“To take for granted” is a phrase that describes most of the actions of humanity. We take our health, fresh air we are breathing, education, and even people for granted, failing to properly appreciate them. My journey to Chile, which started three weeks late because of a visa delay—or “bureaucracy” as Chileans call it—has made me ponder this phrase and its active role in our lives.
I had heard a lot of good things about Chile, so I had very high expectations for my Integration Lab research project and was really excited when I got my visa. However, it was a little bit of a disenchantment for me to see the polluted air of Santiago and not be able to see the beauty of the city because of urban smog. While we were driving to our home, my host dad tried to show and explain the geography and parts of the capital, but most of the time we could not see the buildings or mountains.
The air became clear after several days, and I was finally able to enjoy the view of the ancient Andes, green parks and hills, as well as the beautiful architecture of the city’s buildings. This taught me to appreciate what I have. Santiago is surrounded by mountains that have witnessed centuries of history. However, the lack of wind in the city due to these mountains makes heat concentrate in the higher layers of the air, causing the smog in Chilean winter. If it rains in the city, people become really happy because the air will be clear the next day.
Chilean winter is not as cold as winters in the Midwest, yet it is cold inside the buildings. I was really lucky that my host family had a heating system in their house. Otherwise, I would have frozen in cold nights and mornings.
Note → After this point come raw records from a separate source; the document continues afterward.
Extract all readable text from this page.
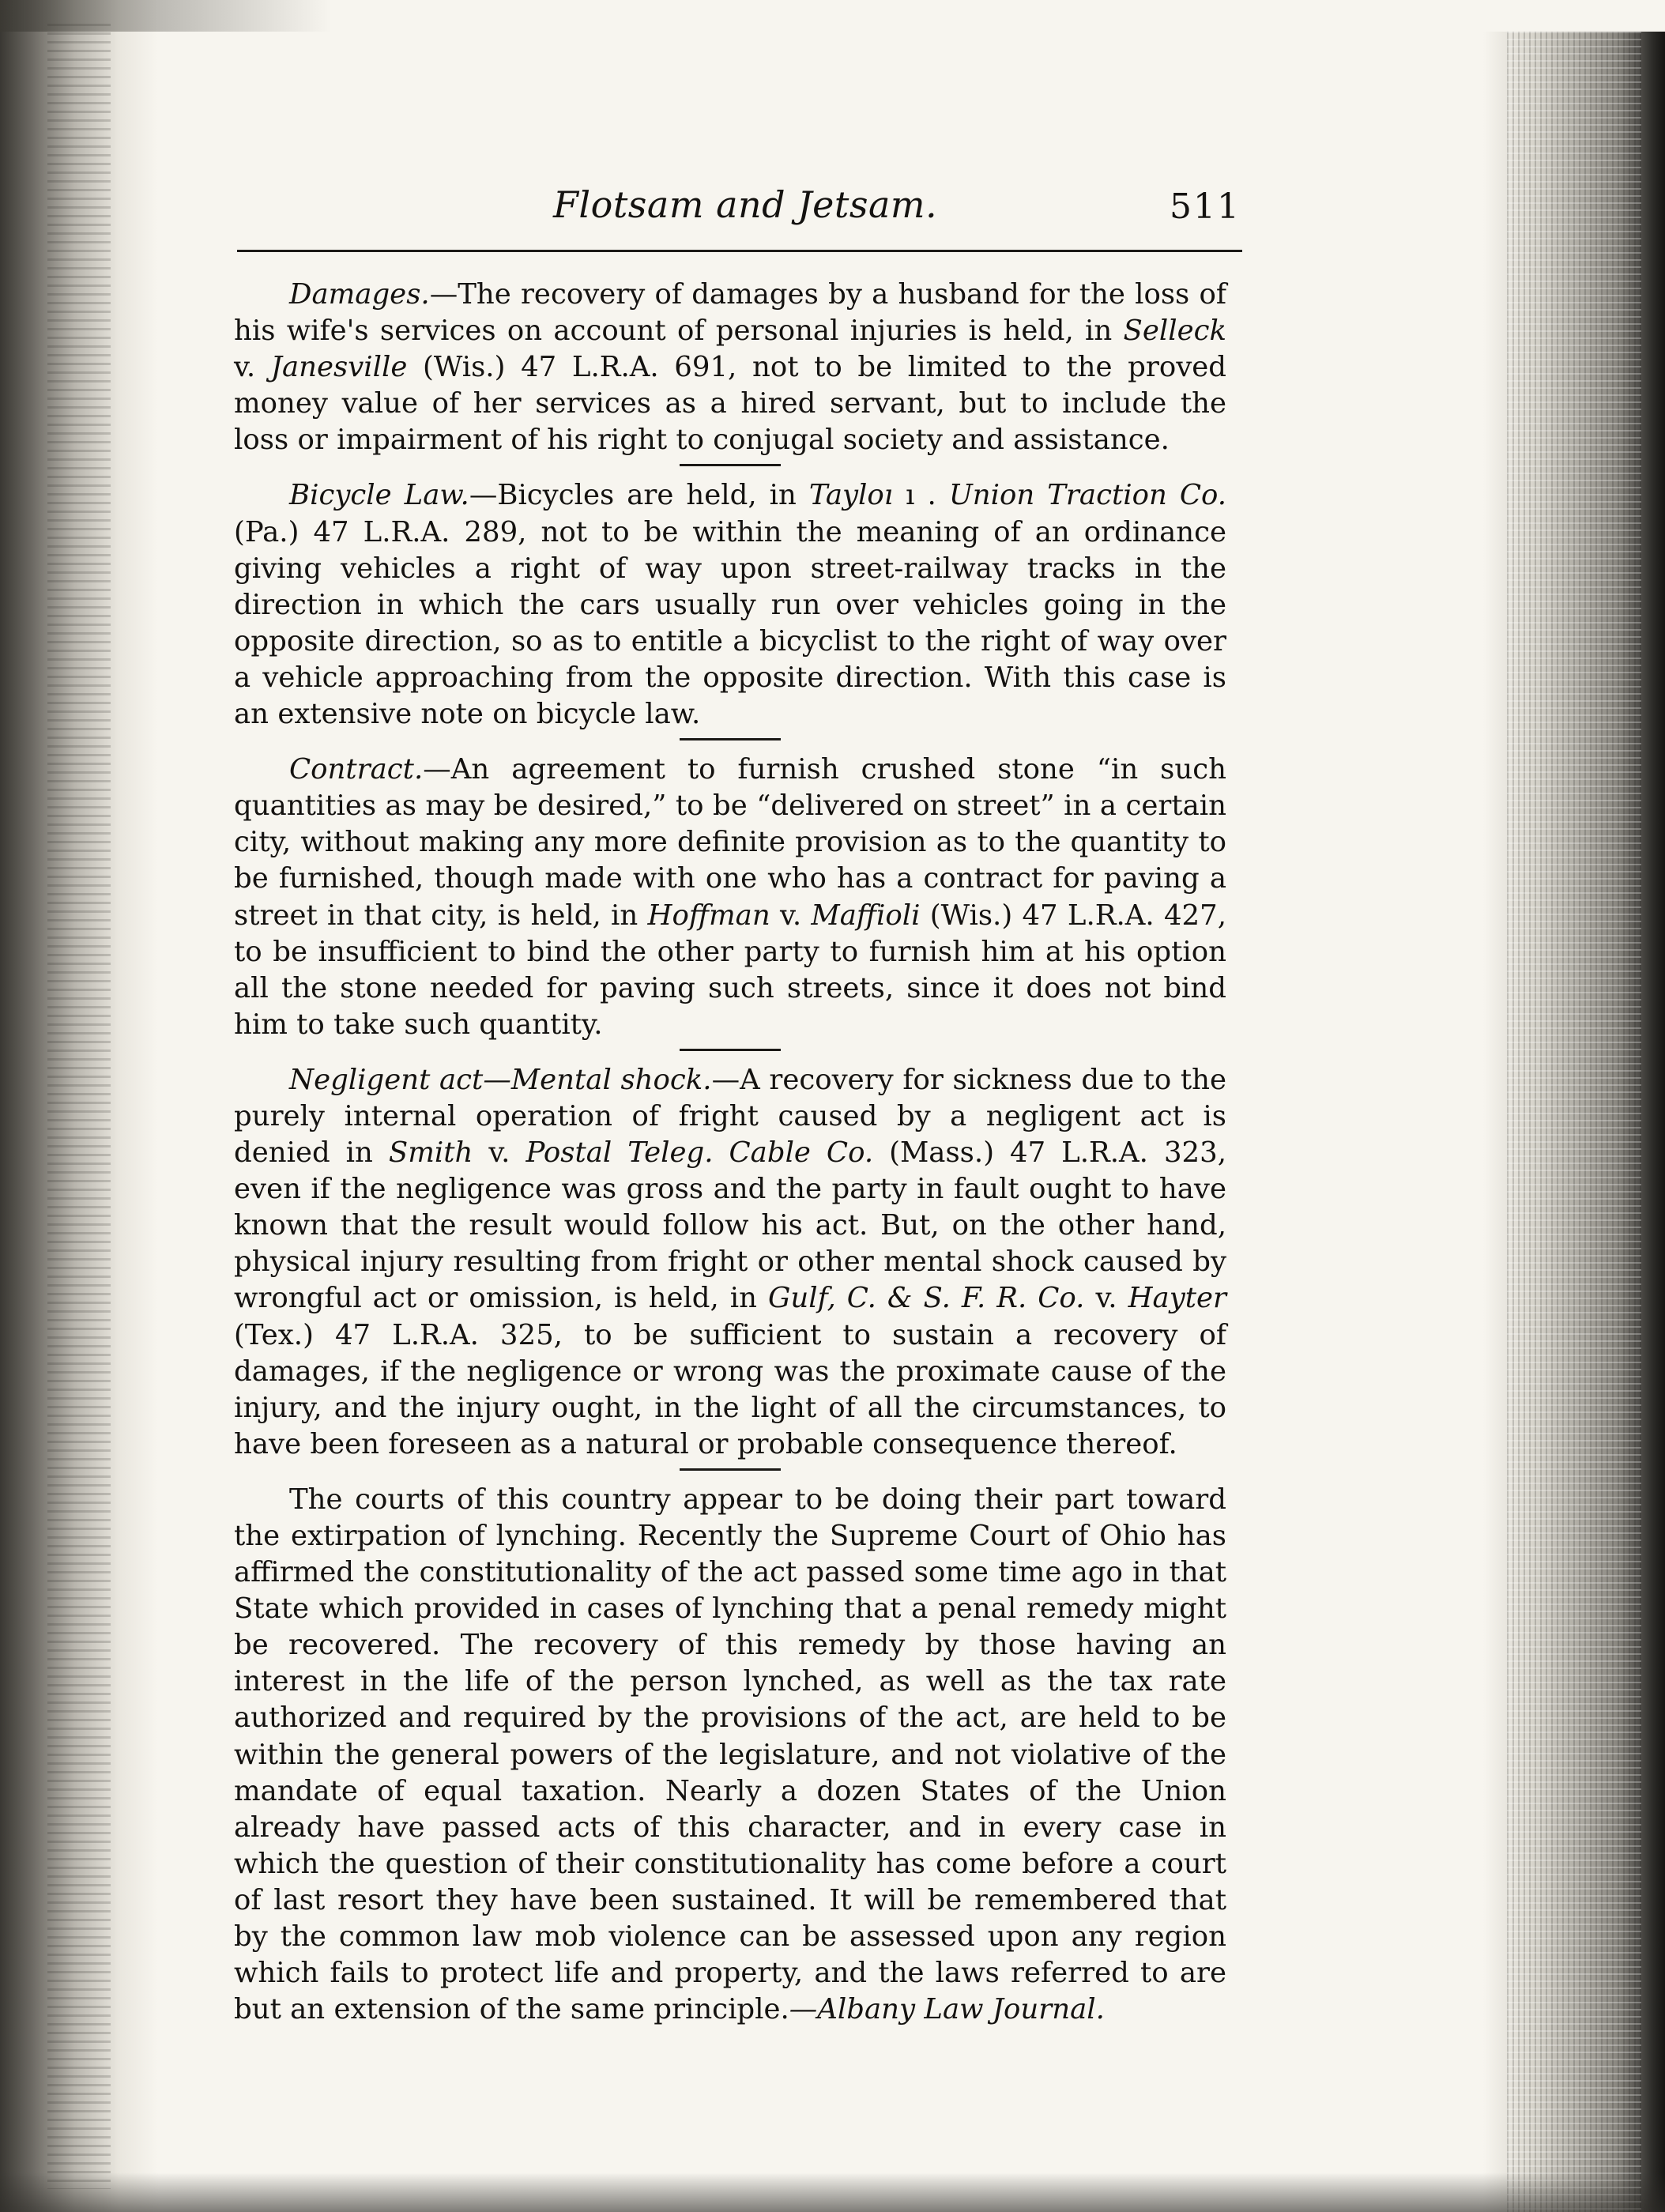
Flotsam and Jetsam.	511

Damages.—The recovery of damages by a husband for the loss of his wife's services on account of personal injuries is held, in Selleck v. Janesville (Wis.) 47 L.R.A. 691, not to be limited to the proved money value of her services as a hired servant, but to include the loss or impairment of his right to conjugal society and assistance.

Bicycle Law.—Bicycles are held, in Tayloı ı . Union Traction Co. (Pa.) 47 L.R.A. 289, not to be within the meaning of an ordinance giving vehicles a right of way upon street-railway tracks in the direction in which the cars usually run over vehicles going in the opposite direction, so as to entitle a bicyclist to the right of way over a vehicle approaching from the opposite direction. With this case is an extensive note on bicycle law.

Contract.—An agreement to furnish crushed stone “in such quantities as may be desired,” to be “delivered on street” in a certain city, without making any more definite provision as to the quantity to be furnished, though made with one who has a contract for paving a street in that city, is held, in Hoffman v. Maffioli (Wis.) 47 L.R.A. 427, to be insufficient to bind the other party to furnish him at his option all the stone needed for paving such streets, since it does not bind him to take such quantity.

Negligent act—Mental shock.—A recovery for sickness due to the purely internal operation of fright caused by a negligent act is denied in Smith v. Postal Teleg. Cable Co. (Mass.) 47 L.R.A. 323, even if the negligence was gross and the party in fault ought to have known that the result would follow his act. But, on the other hand, physical injury resulting from fright or other mental shock caused by wrongful act or omission, is held, in Gulf, C. & S. F. R. Co. v. Hayter (Tex.) 47 L.R.A. 325, to be sufficient to sustain a recovery of damages, if the negligence or wrong was the proximate cause of the injury, and the injury ought, in the light of all the circumstances, to have been foreseen as a natural or probable consequence thereof.

The courts of this country appear to be doing their part toward the extirpation of lynching. Recently the Supreme Court of Ohio has affirmed the constitutionality of the act passed some time ago in that State which provided in cases of lynching that a penal remedy might be recovered. The recovery of this remedy by those having an interest in the life of the person lynched, as well as the tax rate authorized and required by the provisions of the act, are held to be within the general powers of the legislature, and not violative of the mandate of equal taxation. Nearly a dozen States of the Union already have passed acts of this character, and in every case in which the question of their constitutionality has come before a court of last resort they have been sustained. It will be remembered that by the common law mob violence can be assessed upon any region which fails to protect life and property, and the laws referred to are but an extension of the same principle.—Albany Law Journal.
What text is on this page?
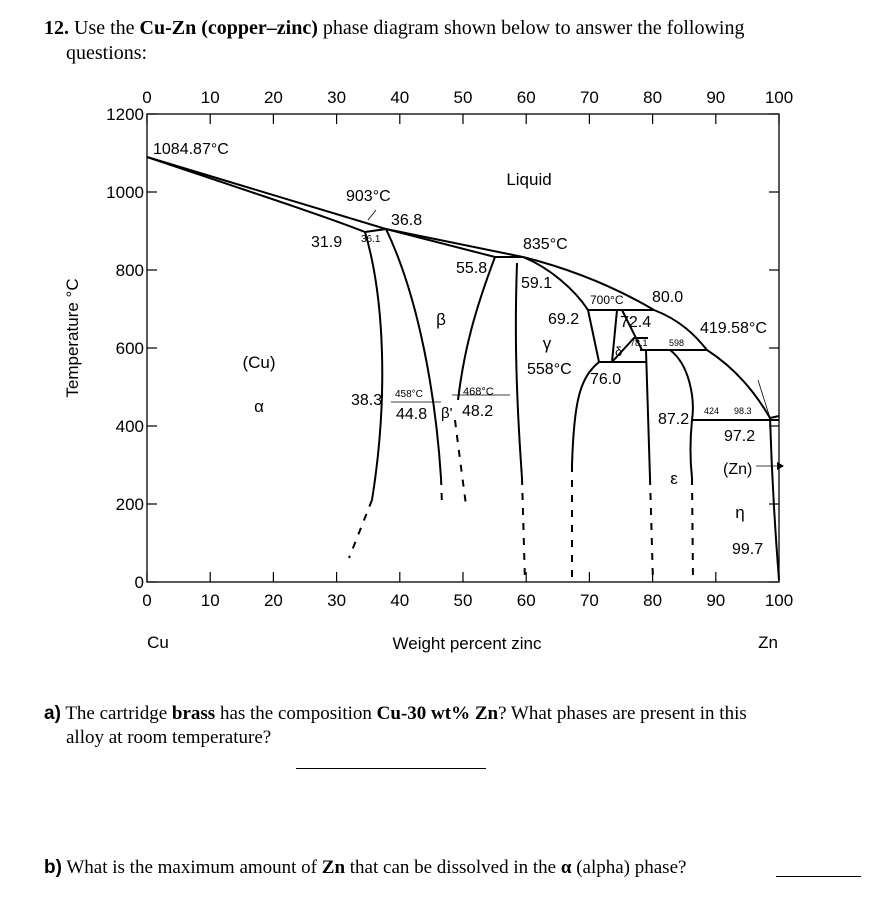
12. Use the Cu-Zn (copper–zinc) phase diagram shown below to answer the following
questions:
0	10	20	30	40	50	60	70	80	90 100
0	10	20	30	40	50	60	70	80	90 100
0
200
400
600
800
1000
1200
Weight percent zinc
Temperature °C
Cu	Zn
Liquid
(Cu)
α
β
β'
γ	δ
ε
η
(Zn)
1084.87°C
903°C
36.8
31.9 36.1	835°C
55.8
59.1
700°C 80.0
69.2	72.4
78.1 598
419.58°C
558°C
76.0
38.3 458°C	468°C
44.8 48.2	87.2 424 98.3
97.2
99.7
a) The cartridge brass has the composition Cu-30 wt% Zn? What phases are present in this
alloy at room temperature?
b) What is the maximum amount of Zn that can be dissolved in the α (alpha) phase?
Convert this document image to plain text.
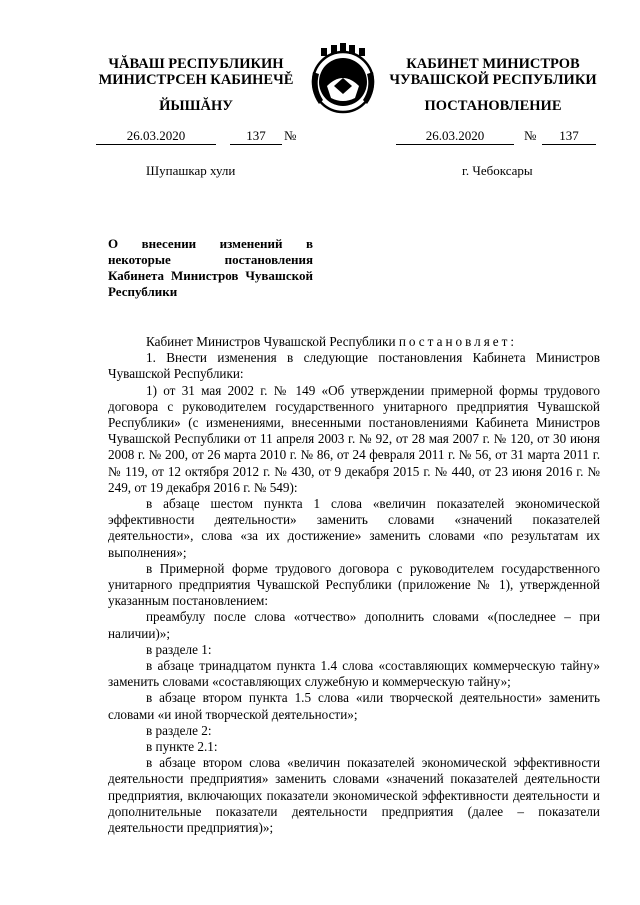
ЧĂВАШ РЕСПУБЛИКИН
МИНИСТРСЕН КАБИНЕЧĚ
ЙЫШĂНУ
КАБИНЕТ МИНИСТРОВ
ЧУВАШСКОЙ РЕСПУБЛИКИ
ПОСТАНОВЛЕНИЕ
26.03.2020	137	№	26.03.2020	№	137
Шупашкар хули	г. Чебоксары
О внесении изменений в некоторые постановления Кабинета Министров Чувашской Республики

Кабинет Министров Чувашской Республики постановляет:

1. Внести изменения в следующие постановления Кабинета Министров Чувашской Республики:

1) от 31 мая 2002 г. № 149 «Об утверждении примерной формы трудового договора с руководителем государственного унитарного предприятия Чувашской Республики» (с изменениями, внесенными постановлениями Кабинета Министров Чувашской Республики от 11 апреля 2003 г. № 92, от 28 мая 2007 г. № 120, от 30 июня 2008 г. № 200, от 26 марта 2010 г. № 86, от 24 февраля 2011 г. № 56, от 31 марта 2011 г. № 119, от 12 октября 2012 г. № 430, от 9 декабря 2015 г. № 440, от 23 июня 2016 г. № 249, от 19 декабря 2016 г. № 549):

в абзаце шестом пункта 1 слова «величин показателей экономической эффективности деятельности» заменить словами «значений показателей деятельности», слова «за их достижение» заменить словами «по результатам их выполнения»;

в Примерной форме трудового договора с руководителем государственного унитарного предприятия Чувашской Республики (приложение № 1), утвержденной указанным постановлением:

преамбулу после слова «отчество» дополнить словами «(последнее – при наличии)»;

в разделе 1:

в абзаце тринадцатом пункта 1.4 слова «составляющих коммерческую тайну» заменить словами «составляющих служебную и коммерческую тайну»;

в абзаце втором пункта 1.5 слова «или творческой деятельности» заменить словами «и иной творческой деятельности»;

в разделе 2:

в пункте 2.1:

в абзаце втором слова «величин показателей экономической эффективности деятельности предприятия» заменить словами «значений показателей деятельности предприятия, включающих показатели экономической эффективности деятельности и дополнительные показатели деятельности предприятия (далее – показатели деятельности предприятия)»;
Again, I took this type of comfort for granted until the moment that I found out that my teammates had sometimes been feeling cold in their apartments.
Learning to appreciate the little things
Inequality in Chile has been a topic of not only regional but also global importance. Reading articles and books about this issue is very different from seeing it up close. Social and economic inequality leads to education inequality, causing a lower quality of education at public schools. This has been a problem to work on for many for- and non-profit organizations, among which is Enseña Chile – a Chilean version of Teach for America. This NGO collaborates with public schools. Its branch Colegios Que Aprenden (“Schools that Learn”), which Seiko, Frank and I closely worked with, offers its expertise to leadership teams to improve the learning environment at their schools.
Our cooperation with Colegios Que Aprenden partner schools has revealed that school leaders have different motivations for educational improvement, as well as different priorities. In most cases, leaders need basic things like safety and security of children. Once we went to a school without any actual buildings—temporary, truck-type constructions were the only shelter. Still the children were happy. When we had a meeting with a principal of the school, we discovered that she is a really nice person trying to do her best as a principal and make the most of the situation.
Thinking about all of these things leads me to conclude that the concept of “No one left behind” is really tough to achieve. You can do your best to develop a learning environment at schools, but unfulfilled basic needs make your job more arduous. But seeing very optimistic and assiduous people facing a harsh reality and still not stopping their efforts encourages us to work hard, as well. Thus, the ability to be grateful for every little thing and keep continuing is the most important skill.
P.S. Chile does not only have negative sides. The natural beauty of this Latin American country along with its hospitable and sober-minded people made our journey unforgettable. A coin has two faces: I tried to capture the country from all angles, choosing photos to show the beauty of the country and using words to describe the experience that taught us not to take everything for granted.